I realize that all of this sounds very un-Trumpian. Then again, I spent four decades giving this kind of advice to corporations and government agencies – and it always – always – felt uncomfortable to my clients. They invariably fought back on the grounds that the outrage management strategies I was espousing were antithetical to their organizational cultures and personal styles. I don’t doubt they were right. Yet sometimes I managed to convince them to give outrage management a try anyway. And when they did, they were often surprised not just at how well it worked, but at how comfortable it seemed … to their stakeholders if not to them (at least not right away).
Still, Donald Trump is a special case. My clients may have found my outrage management bag-of-tricks uncomfortable, but they really did want to reduce their stakeholders’ outrage. I’m not sure Trump shares that goal. As Disruptor-in-Chief, he might just welcome the Russia scandal, which contributes to the country’s sense of teetering on some kind of brink. He does seem to relish keeping the country teetering. Whether that’s strategy or self-indulgence, it’s Trump. So maybe he has no use for outrage management.
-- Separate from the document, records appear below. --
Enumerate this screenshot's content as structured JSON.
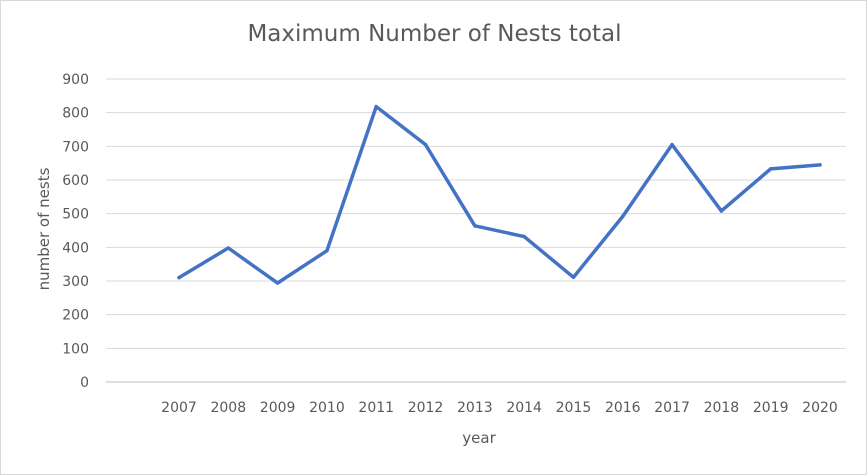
{
  "chart_data": {
    "type": "line",
    "title": "Maximum Number of Nests total",
    "xlabel": "year",
    "ylabel": "number of nests",
    "categories": [
      "2007",
      "2008",
      "2009",
      "2010",
      "2011",
      "2012",
      "2013",
      "2014",
      "2015",
      "2016",
      "2017",
      "2018",
      "2019",
      "2020"
    ],
    "series": [
      {
        "values": [
          310,
          398,
          294,
          390,
          818,
          705,
          464,
          432,
          311,
          492,
          705,
          508,
          633,
          645
        ],
        "color": "#4472c4"
      }
    ],
    "ylim": [
      0,
      900
    ],
    "yticks": [
      "0",
      "100",
      "200",
      "300",
      "400",
      "500",
      "600",
      "700",
      "800",
      "900"
    ],
    "grid": true,
    "legend": "none"
  }
}
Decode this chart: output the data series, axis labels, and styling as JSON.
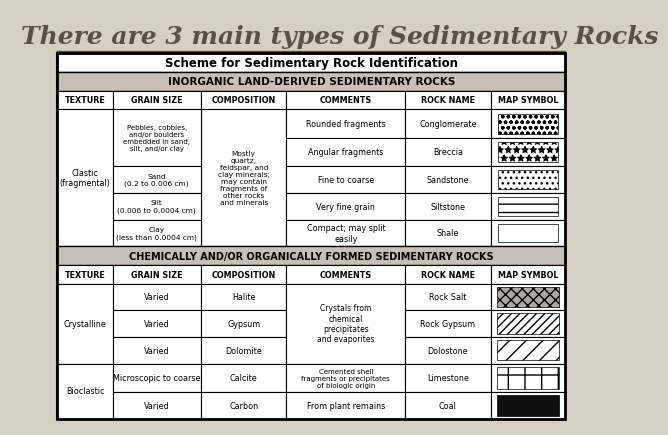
{
  "title": "There are 3 main types of Sedimentary Rocks",
  "table_title": "Scheme for Sedimentary Rock Identification",
  "bg_color": "#d6cfc4",
  "header1_text": "INORGANIC LAND-DERIVED SEDIMENTARY ROCKS",
  "header2_text": "CHEMICALLY AND/OR ORGANICALLY FORMED SEDIMENTARY ROCKS",
  "col_headers": [
    "TEXTURE",
    "GRAIN SIZE",
    "COMPOSITION",
    "COMMENTS",
    "ROCK NAME",
    "MAP SYMBOL"
  ],
  "title_color": "#5a5048",
  "header_bg": "#c8c0b4"
}
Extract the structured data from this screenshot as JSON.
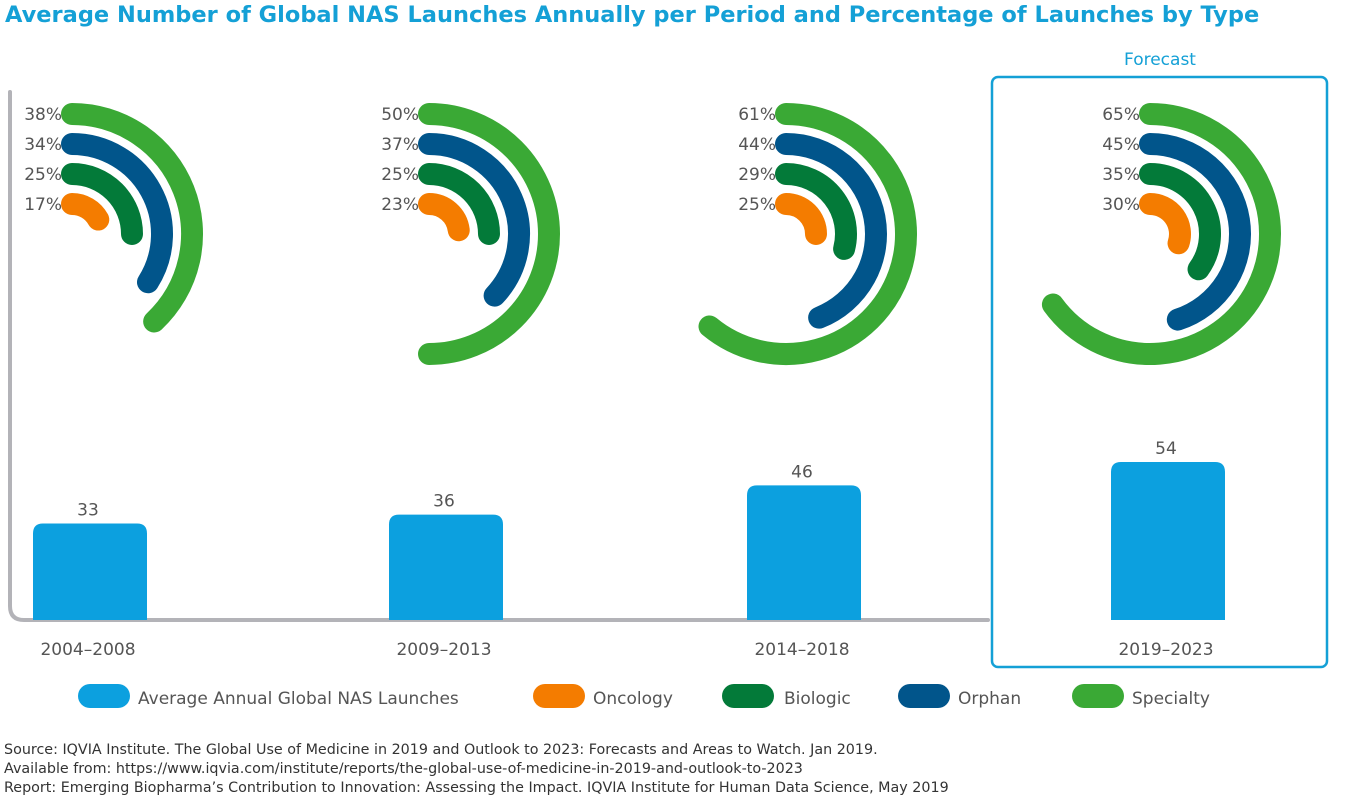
{
  "chart_data": {
    "type": "bar",
    "title": "Average Number of Global NAS Launches Annually per Period and Percentage of Launches by Type",
    "categories": [
      "2004–2008",
      "2009–2013",
      "2014–2018",
      "2019–2023"
    ],
    "forecast_label": "Forecast",
    "forecast_categories": [
      "2019–2023"
    ],
    "ylim": [
      0,
      54
    ],
    "series": [
      {
        "name": "Average Annual Global NAS Launches",
        "color": "#0ca0df",
        "values": [
          33,
          36,
          46,
          54
        ],
        "value_labels": [
          "33",
          "36",
          "46",
          "54"
        ]
      },
      {
        "name": "Oncology",
        "color": "#f47c00",
        "values": [
          17,
          23,
          25,
          30
        ],
        "value_labels": [
          "17%",
          "23%",
          "25%",
          "30%"
        ]
      },
      {
        "name": "Biologic",
        "color": "#037a39",
        "values": [
          25,
          25,
          29,
          35
        ],
        "value_labels": [
          "25%",
          "25%",
          "29%",
          "35%"
        ]
      },
      {
        "name": "Orphan",
        "color": "#01558b",
        "values": [
          34,
          37,
          44,
          45
        ],
        "value_labels": [
          "34%",
          "37%",
          "44%",
          "45%"
        ]
      },
      {
        "name": "Specialty",
        "color": "#3aa935",
        "values": [
          38,
          50,
          61,
          65
        ],
        "value_labels": [
          "38%",
          "50%",
          "61%",
          "65%"
        ]
      }
    ],
    "legend_position": "bottom"
  },
  "source": {
    "line1": "Source: IQVIA Institute. The Global Use of Medicine in 2019 and Outlook to 2023: Forecasts and Areas to Watch. Jan 2019.",
    "line2": "Available from: https://www.iqvia.com/institute/reports/the-global-use-of-medicine-in-2019-and-outlook-to-2023",
    "line3": "Report: Emerging Biopharma’s Contribution to Innovation: Assessing the Impact. IQVIA Institute for Human Data Science, May 2019"
  },
  "colors": {
    "title": "#14a0d6",
    "forecast_box": "#14a0d6",
    "axis": "#b3b3b8",
    "text": "#555555"
  }
}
And even if he did, I have no reason to believe he could muster the discipline to use it.
Or he might decide he needs to calm the waters at least somewhat, so Congress, the media, and the public can pay more attention to his actual plans re Obamacare, trade, tax policy, immigration, etc. Insofar as he wants to calm the waters – a Trump goal for which I can find no evidence whatsoever – then yes, outrage management should help a bit.
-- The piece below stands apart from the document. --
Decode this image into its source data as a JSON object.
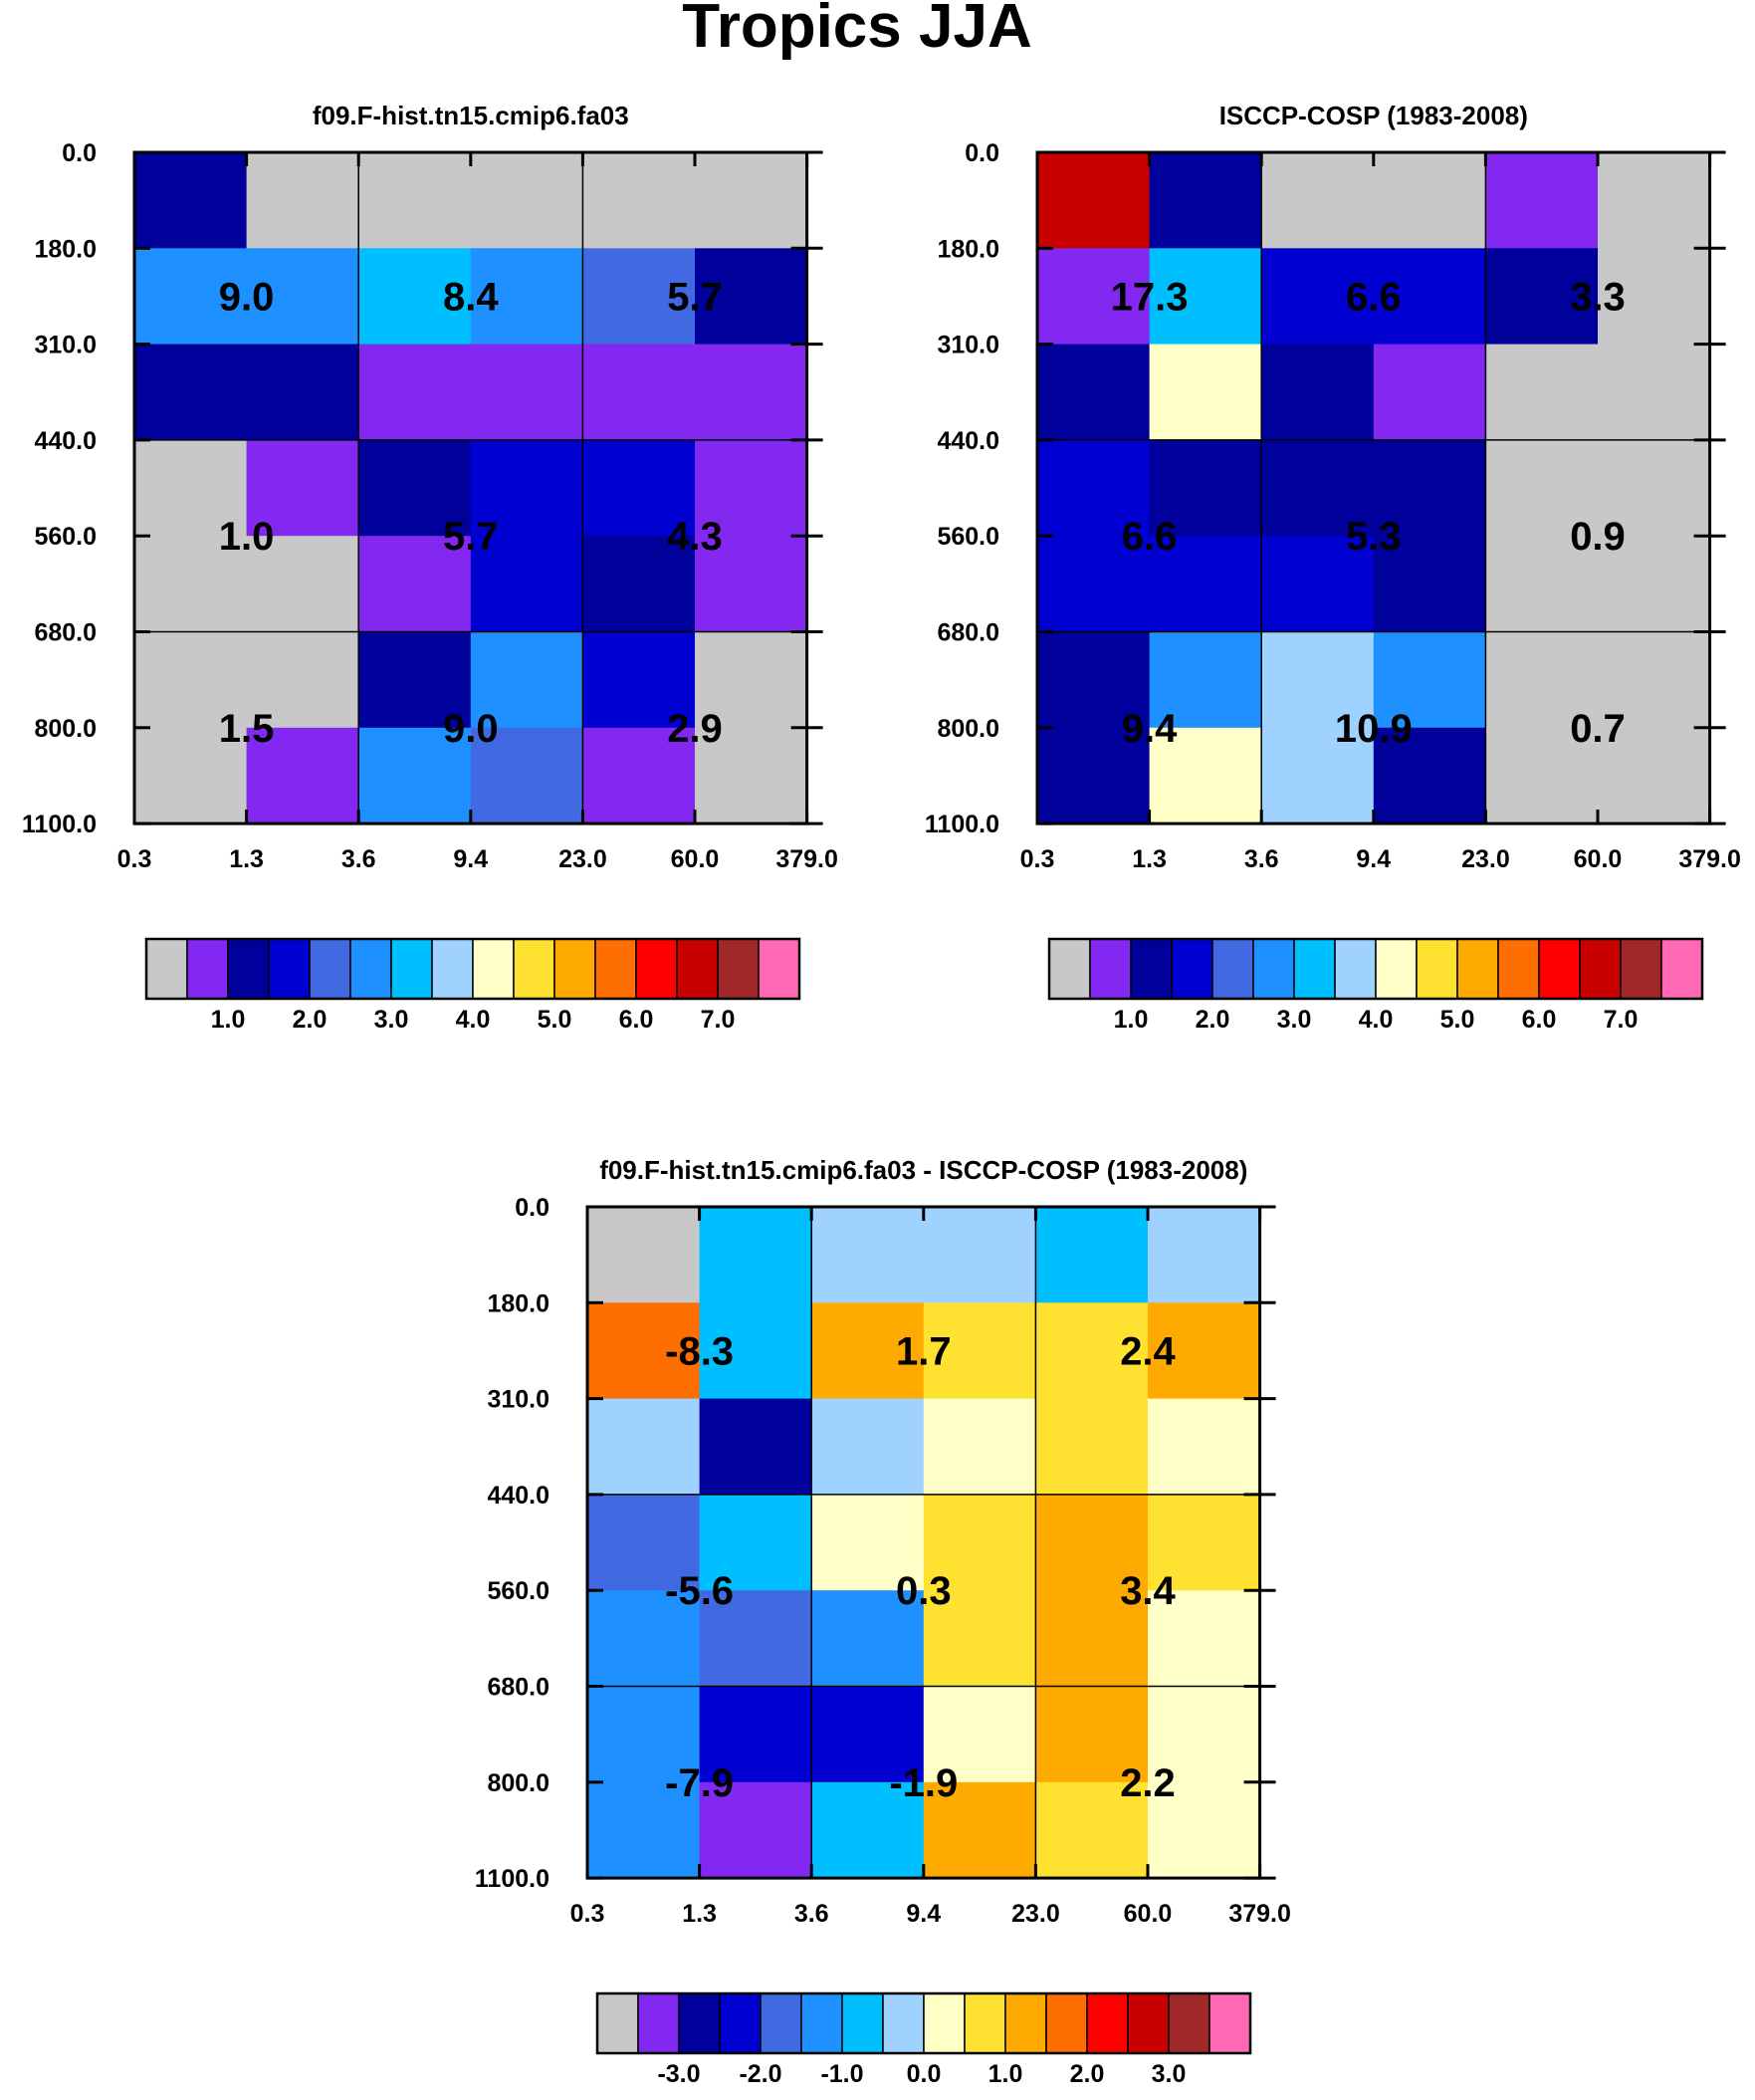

For decades I have told my clients that outrage management isn’t usually of much value to politicians, because politicians (unlike companies) have a much higher stake in increasing the fervor of their supporters than in decreasing the fervor of their opponents. A rabidly hostile voter costs a politician one vote, just like a mildly hostile voter – whereas calming down a rabidly hostile activist to the point where s/he stays home is hugely valuable to a company. This generalization stops being applicable when widespread public outrage undermines the politician’s ability to get things done. While I doubt that President Trump has the disposition or discipline to make use of outrage management, now is the first time since Clinton’s Lewinsky problem that I thought a president should make use of outrage management.